2Présentée chronologiquement, la diégèse de Revenir à toi est donc celle d’une enfant, Magdalena, dont la mère Apollonia, disparaît du jour au lendemain sans qu’on lui donne d’explication véritable. Magdalena se construit comme elle peut, dans le rejet de son père et ses grands-parents qui la recueillent quand ce dernier décide de refaire sa vie, et avec les livres qu’elle découvre, les pièces de théâtre qu’elles joue. Montée à Paris, elle est devenue une grande comédienne au moment où commence le roman et où elle reçoit le texto de son agent.

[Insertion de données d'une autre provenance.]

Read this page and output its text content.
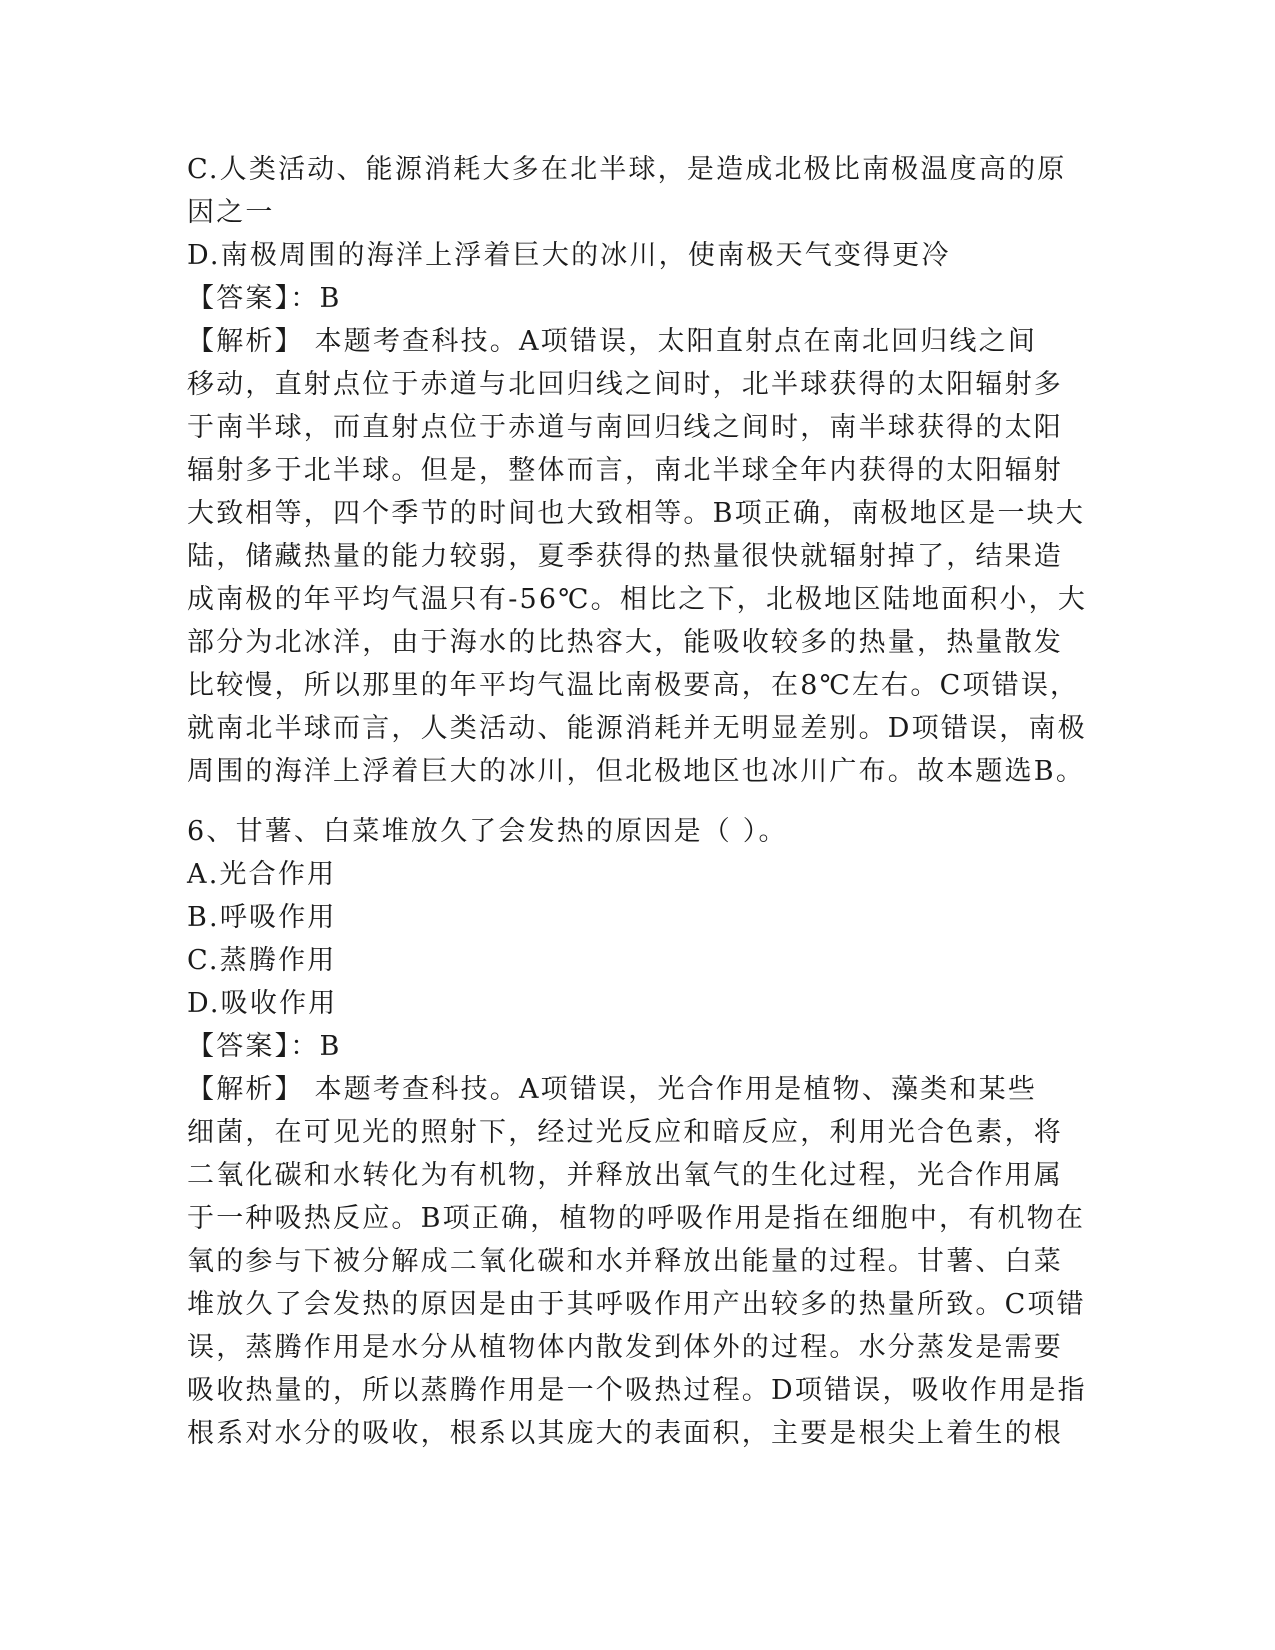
C.人类活动、能源消耗大多在北半球，是造成北极比南极温度高的原
因之一
D.南极周围的海洋上浮着巨大的冰川，使南极天气变得更冷
【答案】：B
【解析】 本题考查科技。A项错误，太阳直射点在南北回归线之间
移动，直射点位于赤道与北回归线之间时，北半球获得的太阳辐射多
于南半球，而直射点位于赤道与南回归线之间时，南半球获得的太阳
辐射多于北半球。但是，整体而言，南北半球全年内获得的太阳辐射
大致相等，四个季节的时间也大致相等。B项正确，南极地区是一块大
陆，储藏热量的能力较弱，夏季获得的热量很快就辐射掉了，结果造
成南极的年平均气温只有-56℃。相比之下，北极地区陆地面积小，大
部分为北冰洋，由于海水的比热容大，能吸收较多的热量，热量散发
比较慢，所以那里的年平均气温比南极要高，在8℃左右。C项错误，
就南北半球而言，人类活动、能源消耗并无明显差别。D项错误，南极
周围的海洋上浮着巨大的冰川，但北极地区也冰川广布。故本题选B。
6、甘薯、白菜堆放久了会发热的原因是（ ）。
A.光合作用
B.呼吸作用
C.蒸腾作用
D.吸收作用
【答案】：B
【解析】 本题考查科技。A项错误，光合作用是植物、藻类和某些
细菌，在可见光的照射下，经过光反应和暗反应，利用光合色素，将
二氧化碳和水转化为有机物，并释放出氧气的生化过程，光合作用属
于一种吸热反应。B项正确，植物的呼吸作用是指在细胞中，有机物在
氧的参与下被分解成二氧化碳和水并释放出能量的过程。甘薯、白菜
堆放久了会发热的原因是由于其呼吸作用产出较多的热量所致。C项错
误，蒸腾作用是水分从植物体内散发到体外的过程。水分蒸发是需要
吸收热量的，所以蒸腾作用是一个吸热过程。D项错误，吸收作用是指
根系对水分的吸收，根系以其庞大的表面积，主要是根尖上着生的根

Histoire d’une mère et de sa fille, histoire d’Antigone de Sophocle qui sauve la fille quand l’Histoire a tué la mère sans la tuer, histoire de mots, les mots d’une lettre secrète qui anéantissent la mère, les mots dans les livres, dans les pièces jouées, Revenir à toi est aussi l’histoire d’un événement non identifié : s’agit-il de la disparition de la mère, des retrouvailles entre la mère et la fille ou de l’événement déclencheur de cette séparation traumatique et en regard, de l’histoire du roman ?

3À l’image du roman fondé sur différents bouleversements nous montrerons qu’il existe un double mouvement à l’œuvre dans ce roman, double mouvement fait à la fois d’unité et de fragmentation, de mise en cohérence et de perturbations qui contreviennent à cette dernière. En effet, toujours lisible, le texte est néanmoins perturbé, et quel que soit le palier d’analyse envisagé, par des ambiguïtés, des incohérences, des anomalies largement liées à la gestion du point de vue et du monologue intérieur ou du récit de pensées. Mais ces perturbations sont, dans le même temps, dans une sorte de contrepoint permanent, comme unifiées, du moins dépassées, subsumées, principalement par une référence, celle d’Antigone de Sophocle.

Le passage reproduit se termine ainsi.